Recently, image forming apparatus such as copiers, facsimiles and printers, image forming apparatus using an image reading device such as scanners, and electronic apparatus such as computers and home electric appliances are downsized, and boards therein are typically connected with each other using a flexible flat cable (FFC). Since FFCs are thin and have good flexibility, FFCs greatly contribute to downsizing of such apparatuses.
Particularly, in electrophotographic image forming apparatus, a light emitting diode (LED) array head, in which plural LED arrays each including a line of LEDs are arranged in the main scanning direction, is typically used as a light source of the image forming apparatus. In this regard, a control board of the image forming apparatus is typically connected with each LED array head using a FFC. Therefore, the number of the FFCs is equal to the number of the LED array heads. Since the LED array heads are arranged in parallel in the main scanning direction and the costs of the FFC increases as the number of folded portions of the FFC increases, it is preferable to arrange the FFCs in an efficient manner in order to downsize the apparatus while reducing costs thereof. In attempting to arrange the FFCs in an efficient manner, JP-2010-217381-A discloses a technique in that FFCs are arranged while overlaid until the FFCs reach positions at which the FFCs are connected to the corresponding LED array heads.

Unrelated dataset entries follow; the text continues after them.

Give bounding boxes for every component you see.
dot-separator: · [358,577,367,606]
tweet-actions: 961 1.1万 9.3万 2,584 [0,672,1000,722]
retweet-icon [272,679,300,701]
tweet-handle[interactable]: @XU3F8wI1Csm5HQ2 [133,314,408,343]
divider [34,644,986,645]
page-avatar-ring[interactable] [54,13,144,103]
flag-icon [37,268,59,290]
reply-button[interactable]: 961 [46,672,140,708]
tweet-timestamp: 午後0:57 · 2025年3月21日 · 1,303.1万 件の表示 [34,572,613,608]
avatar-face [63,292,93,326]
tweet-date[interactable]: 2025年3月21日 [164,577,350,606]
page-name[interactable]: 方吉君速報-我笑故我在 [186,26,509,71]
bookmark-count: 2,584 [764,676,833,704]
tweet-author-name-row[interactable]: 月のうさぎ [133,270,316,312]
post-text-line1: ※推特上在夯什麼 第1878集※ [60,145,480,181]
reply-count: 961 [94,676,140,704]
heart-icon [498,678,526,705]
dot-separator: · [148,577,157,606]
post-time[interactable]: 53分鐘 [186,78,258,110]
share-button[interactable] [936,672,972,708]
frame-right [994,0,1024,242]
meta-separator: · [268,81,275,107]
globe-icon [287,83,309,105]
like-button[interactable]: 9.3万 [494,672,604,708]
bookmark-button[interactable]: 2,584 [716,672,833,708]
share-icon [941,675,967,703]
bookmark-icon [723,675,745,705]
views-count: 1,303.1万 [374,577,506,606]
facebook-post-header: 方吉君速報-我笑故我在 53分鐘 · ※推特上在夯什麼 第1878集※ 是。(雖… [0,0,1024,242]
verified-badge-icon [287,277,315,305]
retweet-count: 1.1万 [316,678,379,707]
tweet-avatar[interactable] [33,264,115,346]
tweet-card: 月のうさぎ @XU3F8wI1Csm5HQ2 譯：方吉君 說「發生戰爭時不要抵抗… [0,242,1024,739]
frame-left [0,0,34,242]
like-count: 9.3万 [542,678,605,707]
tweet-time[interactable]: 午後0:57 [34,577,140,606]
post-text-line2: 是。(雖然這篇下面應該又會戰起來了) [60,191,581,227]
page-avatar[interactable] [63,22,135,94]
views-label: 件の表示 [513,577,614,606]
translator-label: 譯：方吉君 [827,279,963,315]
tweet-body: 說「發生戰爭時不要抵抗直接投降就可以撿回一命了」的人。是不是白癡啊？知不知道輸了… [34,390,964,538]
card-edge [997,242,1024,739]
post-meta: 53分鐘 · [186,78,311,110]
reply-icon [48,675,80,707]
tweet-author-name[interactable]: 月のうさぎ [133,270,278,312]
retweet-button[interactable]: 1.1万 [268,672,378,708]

Recently, there is a need for high-speed and high-definition electric apparatus such as image forming apparatus. Specifically, there is a need for an image forming apparatus which can form high definition images at a high speed while having a high image reading speed and a high image processing speed. In such image forming apparatus, as the image forming speed increases, the data transmission speed also increases.
However, the above-mentioned technique has a drawback in that since FFCs are arranged while overlaid, a cross talk problem is caused when data transmission is performed, and thereby data are mistakenly transmitted.
Specifically, the thus arranged FFCs while overlaid causes the cross talk problem. The cross talk problem is such that whenever a signal is sent (driven) through a wire in a FFC, a magnet field is generated around the wire. In this regard, when another wire is arranged close by the wire, the magnetic fields generated by the two wires interact with each other, and cross join of energy occurs between the signals flowing through the two wires.
When such a cross talk problem is caused, the signals flowing the FFC are adversely affected thereby, and it becomes difficult to perform accurate data transmission.
Particularly, in an electrophotographic image forming apparatus, in which LED array heads are connected with a control board using FFCs, a memory storing correction data, which are used for correcting variations of LEDs, is typically provided in an irradiating head including the LED array heads. When the control board sends a lighting signal to a LED, the control board also transmits the correction data at the same time before printing. In this regard, if the correction data are not accurately transmitted, variations among the LEDs cannot be corrected, thereby causing a problem in that an abnormal image such as vertical strip-shaped images is formed in an image.